L’argent serait donc la seule motivation des trois milliardaires Richard Branson, Jeff Bezos et Elon Musk ? Jacques Arnould nuance : « Pour eux, c’est aussi un rêve d’enfant. Il suffit de voir le nombre de jeunes qui se baladent dans la rue avec un T-shirt de la NASA. Ces entrepreneurs sont parvenus à générer un engouement retrouvé pour le spatial. Mais ils doivent garder à l’esprit que cela irrite aussi une partie de la population qui estime que c’est un gaspillage de matière, d’argent et d’énergie. Leur défi sera de concilier tout cela. » L’autre défi consistera à faire baisser le prix du billet. Selon une étude réalisée par l’agence Voyages Pirates, 65% des Suisses estiment que le tarif pour tutoyer les étoiles est trop élevé. Qu’ils se rassurent, la démocratisation du tourisme spatial rendra l’expérience plus accessible selon Claude Nicollier : « C’est inévitable, il suffit de voir ce qui s’est passé avec l’aviation commerciale, les prix ont considérablement baissé ces dernières décennies. A terme, pour des vols suborbitaux, le ticket d’entrée devrait se situer au-dessous de 100 000 francs. Même si cela se résumera à une ascension à une hauteur de 100 kilomètres ou un peu plus, et à une descente, tout cela dans un court laps de temps. Cependant, selon la définition de la Fédération aéronautique internationale, on peut déjà être considéré comme astronaute privé si l’on a eu le privilège de réaliser ce voyage dans l’espace. C’est suffisant pour faire rêver beaucoup de monde. » Comme le chanteur Justin Bieber et l’acteur Leonardo DiCaprio qui ont déjà leur sésame Virgin Galactic. Tom Cruise, pour sa part, partira gratuitement. Mieux, il sera payé pour tourner un film à bord de la Station spatiale internationale. Boris Otter conclut : « Je suis sûr qu’il s’y retrouvera en même temps que l’astronaute français Thomas Pesquet au printemps 2021. Si c’est le cas, ce serait un formidable coup de pub pour les voyages dans l’espace. »
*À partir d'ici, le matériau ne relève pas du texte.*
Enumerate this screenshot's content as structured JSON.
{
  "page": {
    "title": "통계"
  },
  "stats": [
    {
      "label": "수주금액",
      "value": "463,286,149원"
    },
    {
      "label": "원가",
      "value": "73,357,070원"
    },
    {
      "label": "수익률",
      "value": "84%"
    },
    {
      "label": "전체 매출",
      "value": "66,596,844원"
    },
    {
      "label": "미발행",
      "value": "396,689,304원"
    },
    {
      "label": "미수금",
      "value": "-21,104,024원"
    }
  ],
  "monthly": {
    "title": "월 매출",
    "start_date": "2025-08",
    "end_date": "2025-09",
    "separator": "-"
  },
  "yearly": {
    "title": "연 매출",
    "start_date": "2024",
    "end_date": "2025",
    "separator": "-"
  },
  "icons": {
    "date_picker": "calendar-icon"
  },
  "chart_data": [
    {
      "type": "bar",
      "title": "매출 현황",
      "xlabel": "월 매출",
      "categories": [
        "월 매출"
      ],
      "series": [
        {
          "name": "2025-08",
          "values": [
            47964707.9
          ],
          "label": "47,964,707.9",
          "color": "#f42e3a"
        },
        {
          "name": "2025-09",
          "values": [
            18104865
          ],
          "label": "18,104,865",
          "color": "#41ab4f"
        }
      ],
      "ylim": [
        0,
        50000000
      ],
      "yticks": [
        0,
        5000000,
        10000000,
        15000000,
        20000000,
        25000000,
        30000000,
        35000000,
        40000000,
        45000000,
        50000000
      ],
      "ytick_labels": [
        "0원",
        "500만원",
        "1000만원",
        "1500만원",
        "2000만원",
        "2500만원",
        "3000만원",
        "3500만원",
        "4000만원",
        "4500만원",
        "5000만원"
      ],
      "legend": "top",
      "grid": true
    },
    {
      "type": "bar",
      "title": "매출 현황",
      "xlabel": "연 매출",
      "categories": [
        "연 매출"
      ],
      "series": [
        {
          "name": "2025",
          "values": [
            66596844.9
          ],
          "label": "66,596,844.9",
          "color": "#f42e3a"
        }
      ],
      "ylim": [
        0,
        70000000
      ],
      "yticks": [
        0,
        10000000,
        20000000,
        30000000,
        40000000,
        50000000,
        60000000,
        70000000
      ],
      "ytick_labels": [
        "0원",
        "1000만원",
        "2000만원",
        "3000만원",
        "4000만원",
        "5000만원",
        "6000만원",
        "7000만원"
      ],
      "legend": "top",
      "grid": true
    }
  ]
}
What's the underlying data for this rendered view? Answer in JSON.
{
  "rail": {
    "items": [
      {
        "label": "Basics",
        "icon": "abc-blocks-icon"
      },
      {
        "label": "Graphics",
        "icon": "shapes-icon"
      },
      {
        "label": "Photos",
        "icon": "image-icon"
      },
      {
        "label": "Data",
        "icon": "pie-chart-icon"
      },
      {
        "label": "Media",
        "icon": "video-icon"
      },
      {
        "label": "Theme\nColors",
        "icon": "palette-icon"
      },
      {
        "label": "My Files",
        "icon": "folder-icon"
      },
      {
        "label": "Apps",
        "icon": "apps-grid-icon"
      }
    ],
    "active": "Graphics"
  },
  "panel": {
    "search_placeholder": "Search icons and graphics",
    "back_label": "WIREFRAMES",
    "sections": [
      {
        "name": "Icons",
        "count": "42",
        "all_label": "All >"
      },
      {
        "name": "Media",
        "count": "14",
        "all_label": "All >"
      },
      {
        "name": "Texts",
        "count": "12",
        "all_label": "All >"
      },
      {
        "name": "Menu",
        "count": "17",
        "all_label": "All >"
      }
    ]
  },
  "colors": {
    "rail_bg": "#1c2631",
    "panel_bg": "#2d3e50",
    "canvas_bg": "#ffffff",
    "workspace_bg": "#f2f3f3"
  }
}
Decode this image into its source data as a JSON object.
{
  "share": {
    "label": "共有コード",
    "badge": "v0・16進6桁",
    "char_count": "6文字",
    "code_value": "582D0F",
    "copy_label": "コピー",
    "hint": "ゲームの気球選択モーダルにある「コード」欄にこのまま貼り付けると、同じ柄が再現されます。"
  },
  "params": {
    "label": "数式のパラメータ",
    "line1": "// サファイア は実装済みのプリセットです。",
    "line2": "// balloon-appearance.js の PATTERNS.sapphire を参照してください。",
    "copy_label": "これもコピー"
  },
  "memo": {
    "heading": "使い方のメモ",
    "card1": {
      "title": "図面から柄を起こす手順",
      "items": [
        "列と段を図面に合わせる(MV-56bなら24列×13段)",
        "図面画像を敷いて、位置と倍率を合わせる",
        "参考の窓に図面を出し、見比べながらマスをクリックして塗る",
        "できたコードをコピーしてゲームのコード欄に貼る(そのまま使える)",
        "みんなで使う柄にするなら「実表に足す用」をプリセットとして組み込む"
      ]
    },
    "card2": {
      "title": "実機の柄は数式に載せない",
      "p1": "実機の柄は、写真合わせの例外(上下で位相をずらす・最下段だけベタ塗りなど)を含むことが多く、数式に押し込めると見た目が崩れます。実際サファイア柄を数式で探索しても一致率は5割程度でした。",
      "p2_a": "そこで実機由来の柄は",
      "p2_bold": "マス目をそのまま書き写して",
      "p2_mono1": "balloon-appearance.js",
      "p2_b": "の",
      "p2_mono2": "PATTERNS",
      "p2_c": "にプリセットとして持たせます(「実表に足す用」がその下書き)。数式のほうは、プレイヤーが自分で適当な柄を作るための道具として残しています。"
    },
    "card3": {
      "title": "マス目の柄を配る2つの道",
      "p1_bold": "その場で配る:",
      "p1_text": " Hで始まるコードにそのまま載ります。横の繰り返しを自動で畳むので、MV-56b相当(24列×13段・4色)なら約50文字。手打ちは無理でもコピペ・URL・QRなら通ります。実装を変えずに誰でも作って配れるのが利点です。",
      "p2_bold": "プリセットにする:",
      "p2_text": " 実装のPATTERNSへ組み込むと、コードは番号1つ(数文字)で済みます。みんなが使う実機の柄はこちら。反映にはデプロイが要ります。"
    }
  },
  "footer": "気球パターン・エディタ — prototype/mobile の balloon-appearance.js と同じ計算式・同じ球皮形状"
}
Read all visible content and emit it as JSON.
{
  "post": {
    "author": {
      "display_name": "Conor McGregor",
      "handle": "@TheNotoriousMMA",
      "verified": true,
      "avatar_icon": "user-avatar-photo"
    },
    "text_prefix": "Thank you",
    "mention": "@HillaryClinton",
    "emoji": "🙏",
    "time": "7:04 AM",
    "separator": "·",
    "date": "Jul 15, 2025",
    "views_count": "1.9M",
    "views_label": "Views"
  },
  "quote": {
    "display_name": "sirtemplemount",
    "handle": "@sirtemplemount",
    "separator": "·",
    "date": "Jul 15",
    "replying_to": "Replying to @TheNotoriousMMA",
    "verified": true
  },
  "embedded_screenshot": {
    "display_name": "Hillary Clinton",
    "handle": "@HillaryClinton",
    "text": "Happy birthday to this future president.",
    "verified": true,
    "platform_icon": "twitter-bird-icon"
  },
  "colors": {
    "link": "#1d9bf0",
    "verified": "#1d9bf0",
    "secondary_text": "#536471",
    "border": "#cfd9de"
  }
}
En ballon dans la stratosphère

De la taille d’un terrain de football, le ballon « Spaceship Neptune » de la compagnie Space Perspective représente une alternative aux habituelles fusées. Il effectuera son premier vol d’essai au début de l’année prochaine. A terme, il pourrait emmener huit passagers et un pilote pour un voyage de six heures. Après avoir atteint l’altitude maximale de 30 000 mètres, ces derniers redescendront à bord d’une capsule pressurisée pour être ensuite récupérés par un navire. Une expérience hors du commun qui devrait être proposée aux alentours de 125 000 dollars.